"PROBLEMA O OPPORTUNITA'?" di Simona Di Pietro (Classe IIIE) TERZA CLASSIFICATA AL CONCORSO "RACCONTAMI, O MUSA"
PROBLEMA O OPPORTUNITA’?
Era la mattina del 24 settembre 2025 quando, udito il suono
della campana, mi apprestai a raggiungere la mia nuova classe! La scuola era
già iniziata ma io avevo deciso di cambiare classe e così mi ritrovai in un
posto nuovo, con dei compagni nuovi, smarrita ed in cerca di uno sguardo o di
un sorriso verso me. Quel cambio di classe fu il più grande cambiamento
dell’anno. Da lì a poco mi ritrovai di fronte Felice. Felice è un mio compagno
affetto da autismo che con mio grande stupore ha
rappresentato la sorpresa più grande. Per spiegare cos’è l’autismo sicuramente
non userò parole tecniche, ma ciò che vede lui secondo me. Lui è come se
vivesse in una bolla spessa, ma trasparente.

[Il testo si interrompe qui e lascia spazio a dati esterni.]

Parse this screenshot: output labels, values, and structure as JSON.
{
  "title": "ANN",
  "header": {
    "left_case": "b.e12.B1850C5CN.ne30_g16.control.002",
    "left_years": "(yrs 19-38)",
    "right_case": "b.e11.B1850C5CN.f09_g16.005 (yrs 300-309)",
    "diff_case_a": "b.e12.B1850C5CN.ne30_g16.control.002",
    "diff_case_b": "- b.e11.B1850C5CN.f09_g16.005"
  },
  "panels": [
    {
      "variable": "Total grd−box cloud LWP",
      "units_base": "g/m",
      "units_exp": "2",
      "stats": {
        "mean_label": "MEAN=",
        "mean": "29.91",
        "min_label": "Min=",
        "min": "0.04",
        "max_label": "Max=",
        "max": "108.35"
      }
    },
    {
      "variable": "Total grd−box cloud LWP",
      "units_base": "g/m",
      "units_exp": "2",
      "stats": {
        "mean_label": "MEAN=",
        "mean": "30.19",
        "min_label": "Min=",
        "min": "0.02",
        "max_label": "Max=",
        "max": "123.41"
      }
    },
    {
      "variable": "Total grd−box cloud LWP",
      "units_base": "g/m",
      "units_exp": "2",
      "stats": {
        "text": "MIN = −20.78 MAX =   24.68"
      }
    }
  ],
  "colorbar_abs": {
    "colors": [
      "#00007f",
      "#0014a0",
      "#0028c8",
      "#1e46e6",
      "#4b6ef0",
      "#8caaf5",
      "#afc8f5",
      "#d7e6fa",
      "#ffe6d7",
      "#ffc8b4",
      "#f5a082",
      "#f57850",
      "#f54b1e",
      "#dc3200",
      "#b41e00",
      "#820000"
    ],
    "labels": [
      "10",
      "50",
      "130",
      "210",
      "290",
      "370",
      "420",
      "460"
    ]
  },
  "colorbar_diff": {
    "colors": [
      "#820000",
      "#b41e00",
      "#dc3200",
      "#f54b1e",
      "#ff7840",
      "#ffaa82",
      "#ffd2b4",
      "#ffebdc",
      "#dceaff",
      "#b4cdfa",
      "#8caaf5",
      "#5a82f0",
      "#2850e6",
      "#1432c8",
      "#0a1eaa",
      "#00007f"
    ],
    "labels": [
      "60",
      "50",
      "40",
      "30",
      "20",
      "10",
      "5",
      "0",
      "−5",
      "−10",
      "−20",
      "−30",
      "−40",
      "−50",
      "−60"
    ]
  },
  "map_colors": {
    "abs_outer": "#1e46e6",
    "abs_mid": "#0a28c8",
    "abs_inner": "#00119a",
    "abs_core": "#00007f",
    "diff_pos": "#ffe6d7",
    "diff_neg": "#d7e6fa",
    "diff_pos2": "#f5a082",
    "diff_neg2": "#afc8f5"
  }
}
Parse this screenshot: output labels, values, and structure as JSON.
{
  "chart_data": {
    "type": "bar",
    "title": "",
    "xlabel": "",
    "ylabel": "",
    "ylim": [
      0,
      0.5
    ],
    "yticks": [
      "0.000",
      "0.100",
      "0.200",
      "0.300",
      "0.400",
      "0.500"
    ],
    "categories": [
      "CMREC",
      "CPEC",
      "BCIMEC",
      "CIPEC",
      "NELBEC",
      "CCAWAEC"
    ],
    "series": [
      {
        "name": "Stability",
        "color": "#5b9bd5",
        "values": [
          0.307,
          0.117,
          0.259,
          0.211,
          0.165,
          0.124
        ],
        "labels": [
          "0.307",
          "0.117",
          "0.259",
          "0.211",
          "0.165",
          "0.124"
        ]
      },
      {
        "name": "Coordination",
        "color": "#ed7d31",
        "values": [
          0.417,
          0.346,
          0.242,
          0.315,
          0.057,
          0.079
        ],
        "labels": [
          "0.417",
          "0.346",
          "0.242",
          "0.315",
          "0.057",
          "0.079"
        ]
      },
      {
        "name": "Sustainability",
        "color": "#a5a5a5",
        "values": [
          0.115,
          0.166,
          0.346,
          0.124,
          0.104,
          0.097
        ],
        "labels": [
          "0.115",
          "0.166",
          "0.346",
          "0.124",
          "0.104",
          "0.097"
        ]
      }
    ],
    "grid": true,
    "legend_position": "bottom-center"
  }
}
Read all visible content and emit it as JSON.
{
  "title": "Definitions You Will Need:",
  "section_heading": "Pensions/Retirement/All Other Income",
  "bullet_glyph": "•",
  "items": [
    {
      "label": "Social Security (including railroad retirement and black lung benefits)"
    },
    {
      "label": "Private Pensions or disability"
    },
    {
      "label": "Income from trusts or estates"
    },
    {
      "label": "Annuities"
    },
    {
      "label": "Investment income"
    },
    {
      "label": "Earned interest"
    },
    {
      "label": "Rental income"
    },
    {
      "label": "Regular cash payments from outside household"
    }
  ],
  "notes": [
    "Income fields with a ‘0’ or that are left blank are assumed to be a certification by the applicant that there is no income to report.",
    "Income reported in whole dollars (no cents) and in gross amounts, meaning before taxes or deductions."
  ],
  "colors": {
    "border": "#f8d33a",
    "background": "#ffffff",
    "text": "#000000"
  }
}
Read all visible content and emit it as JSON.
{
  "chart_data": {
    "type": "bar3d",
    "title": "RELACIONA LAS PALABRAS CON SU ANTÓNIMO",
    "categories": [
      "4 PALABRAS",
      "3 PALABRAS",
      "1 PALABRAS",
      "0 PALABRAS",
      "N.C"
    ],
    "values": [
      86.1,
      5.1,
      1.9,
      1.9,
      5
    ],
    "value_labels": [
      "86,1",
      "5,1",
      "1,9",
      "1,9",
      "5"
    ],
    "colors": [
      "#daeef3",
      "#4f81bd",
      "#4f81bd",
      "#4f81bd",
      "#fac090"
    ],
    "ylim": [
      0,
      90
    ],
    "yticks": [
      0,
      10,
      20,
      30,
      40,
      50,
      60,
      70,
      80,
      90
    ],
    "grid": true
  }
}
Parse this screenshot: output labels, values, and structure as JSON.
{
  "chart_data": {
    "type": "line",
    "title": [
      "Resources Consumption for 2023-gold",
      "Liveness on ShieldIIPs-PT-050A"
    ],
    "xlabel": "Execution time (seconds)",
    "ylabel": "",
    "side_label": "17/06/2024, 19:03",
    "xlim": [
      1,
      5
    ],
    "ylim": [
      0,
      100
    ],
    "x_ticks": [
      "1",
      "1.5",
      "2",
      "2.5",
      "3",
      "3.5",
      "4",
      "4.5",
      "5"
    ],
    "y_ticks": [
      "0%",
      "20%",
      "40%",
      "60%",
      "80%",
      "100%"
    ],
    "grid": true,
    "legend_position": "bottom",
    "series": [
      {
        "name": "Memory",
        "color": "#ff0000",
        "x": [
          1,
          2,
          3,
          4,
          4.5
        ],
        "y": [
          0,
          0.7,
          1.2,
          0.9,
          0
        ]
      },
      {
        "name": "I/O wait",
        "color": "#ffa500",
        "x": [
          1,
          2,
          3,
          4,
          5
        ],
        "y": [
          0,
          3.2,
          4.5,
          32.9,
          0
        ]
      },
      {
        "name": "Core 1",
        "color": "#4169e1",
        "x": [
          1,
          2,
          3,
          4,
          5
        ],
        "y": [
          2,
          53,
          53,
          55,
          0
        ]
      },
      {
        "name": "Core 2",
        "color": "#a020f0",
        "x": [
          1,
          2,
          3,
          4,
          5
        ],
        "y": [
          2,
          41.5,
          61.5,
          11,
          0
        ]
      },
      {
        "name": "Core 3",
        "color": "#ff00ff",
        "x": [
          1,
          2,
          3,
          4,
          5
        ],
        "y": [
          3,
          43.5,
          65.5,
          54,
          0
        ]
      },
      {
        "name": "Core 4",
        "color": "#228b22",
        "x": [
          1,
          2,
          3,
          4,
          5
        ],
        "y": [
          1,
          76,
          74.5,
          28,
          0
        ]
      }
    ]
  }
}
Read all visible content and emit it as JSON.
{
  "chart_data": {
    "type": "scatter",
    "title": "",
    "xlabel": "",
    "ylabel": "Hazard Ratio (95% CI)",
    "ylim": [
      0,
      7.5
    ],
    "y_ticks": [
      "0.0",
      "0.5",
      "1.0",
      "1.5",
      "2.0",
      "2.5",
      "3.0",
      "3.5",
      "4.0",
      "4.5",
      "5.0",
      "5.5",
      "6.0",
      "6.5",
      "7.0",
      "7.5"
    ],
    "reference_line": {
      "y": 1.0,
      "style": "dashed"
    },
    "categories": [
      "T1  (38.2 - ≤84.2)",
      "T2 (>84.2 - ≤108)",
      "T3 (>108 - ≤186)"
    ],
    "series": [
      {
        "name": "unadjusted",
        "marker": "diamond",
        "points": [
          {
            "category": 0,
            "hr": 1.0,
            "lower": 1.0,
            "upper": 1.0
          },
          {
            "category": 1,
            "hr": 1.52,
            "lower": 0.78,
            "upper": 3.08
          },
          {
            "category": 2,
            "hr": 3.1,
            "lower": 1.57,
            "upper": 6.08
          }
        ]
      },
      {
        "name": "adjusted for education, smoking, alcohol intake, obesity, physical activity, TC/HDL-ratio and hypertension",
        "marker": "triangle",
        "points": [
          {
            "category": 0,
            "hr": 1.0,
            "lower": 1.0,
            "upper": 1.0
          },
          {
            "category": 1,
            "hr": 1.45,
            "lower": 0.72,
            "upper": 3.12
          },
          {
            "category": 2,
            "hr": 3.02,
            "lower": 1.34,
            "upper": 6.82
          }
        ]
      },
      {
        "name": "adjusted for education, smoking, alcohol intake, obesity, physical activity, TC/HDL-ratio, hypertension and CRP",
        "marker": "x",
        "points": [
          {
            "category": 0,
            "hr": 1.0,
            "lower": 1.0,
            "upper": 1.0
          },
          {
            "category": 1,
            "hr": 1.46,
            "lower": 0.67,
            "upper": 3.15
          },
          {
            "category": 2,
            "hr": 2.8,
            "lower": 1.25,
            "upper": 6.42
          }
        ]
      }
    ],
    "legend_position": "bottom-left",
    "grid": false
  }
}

Quando sta lì dentro nessuno può
disturbarlo, perché è un mondo perfetto per lui, con tanto silenzio e cose
semplici, non la matematica ma una lieve e dolce musica che a lui piace
canticchiare quando le prof di sostegno si allontanano per qualche minuto. I
compiti sono la cosa che non gli piace proprio fare e infatti esordisce sempre urlando
NIENTE COMPITIII! Io interpreto questa cosa come una paura di non riuscirci; ma
in realtà non è affatto così e la migliore soddisfazione è vedere che riesce a svolgerli facilmente,
ad esempio l’altra volta ripeteva in modo disinvolto le tabelline. Quindi
riesce benissimo, è solo una paura che lui ha nel momento in cui vede il foglio
con la verifica, ma le prof che lo aiutano riescono a colmarla immediatamente,
fortunatamente. Lo rassicurano e lo guidano e finisce in pochissimo tempo la
verifica. Una delle cose che più mi ha colpita è stata la sua reazione al
rumore, sì proprio la cosa che per noi è comune sentire per lui non lo è:
infatti già dal primo momento mi hanno detto che non dovevo far stridere la
sedia, ma semplicemente alzarla e accompagnarla con la mano. All’inizio non è
stato molto facile ricordarlo ma a distanza di circa due mesi addirittura
quando ero fuori dalla scuola e sentivo il rumore delle sedie pensavo a Felice
che se l’avesse sentito beh… Non so quale sia il vero motivo delle sue crisi a
causa del rumore, ma le ho sempre interpretate come se lui quel minimo rumore
lo recepisse cinque volte più acuto! Infatti ho capito che bisogna fare molta
attenzione perché noi esseri umani viviamo in un mondo in cui ci sono persone
molto diverse tra loro e bisogna portare rispetto. Ma ci vuole maturità per
capire certe cose, maturità che alcuni miei compagni di classe, soprattutto i
maschi, non hanno. Nell’ora di educazione fisica una volta squadrai tutti e
capii che nessuno si accorgeva di Felice, così appena presi la palla decisi di
cederla a lui, cosa che nessuno aveva fatto. Lui ne fu veramente felice e
cominciò a correre per tutta la palestra! Una volta mentre eravamo in classe e
scrivevamo delle frasi la prof ha alzato gli occhi guardando Felice e poi ha
detto: “Chi sa cosa c’è nella sua testa?” ho pensato ad una risposta, ma la più
giusta sarebbe tanta confusione. Se lui ha già molta confusione nella testa noi
gli complichiamo ancora di più la vita, immaginate avere un udito super
sviluppato e sentire tante persone mangiare, muovere la sedia le e parlare! Le
prof giustamente capendo la situazione ci chiedono di autocontrollarci, cosa
che non facciamo sempre. Essere autistici però significa anche avere delle
abilità che non tutti abbiamo, per esempio io di Felice ammiro il suo modo di
parlare inglese o di disegnare, ognuno ha le proprie abilità. Quindi quando un
giorno la prof mi chiese: “Secondo te la disabilità è un problema o un’opportunità
?” risposi che tutti possiamo vedere una persona autistica in un programma
televisivo, in un libro, nel giornale, ma viverlo è completamente un’altra cosa
e se prima pensavo fosse un problema alla fine si è rivelata una grandissima
opportunità per maturare e capire tante cose! Penso di essere cambiata da
quando ho incontrato Felice, sono cambiata in meglio. Ho imparato che il mondo
non ruota solo ed esclusivamente intorno a me e che è fondamentale avere
rispetto per gli altri e aiutarli se sono in difficoltà.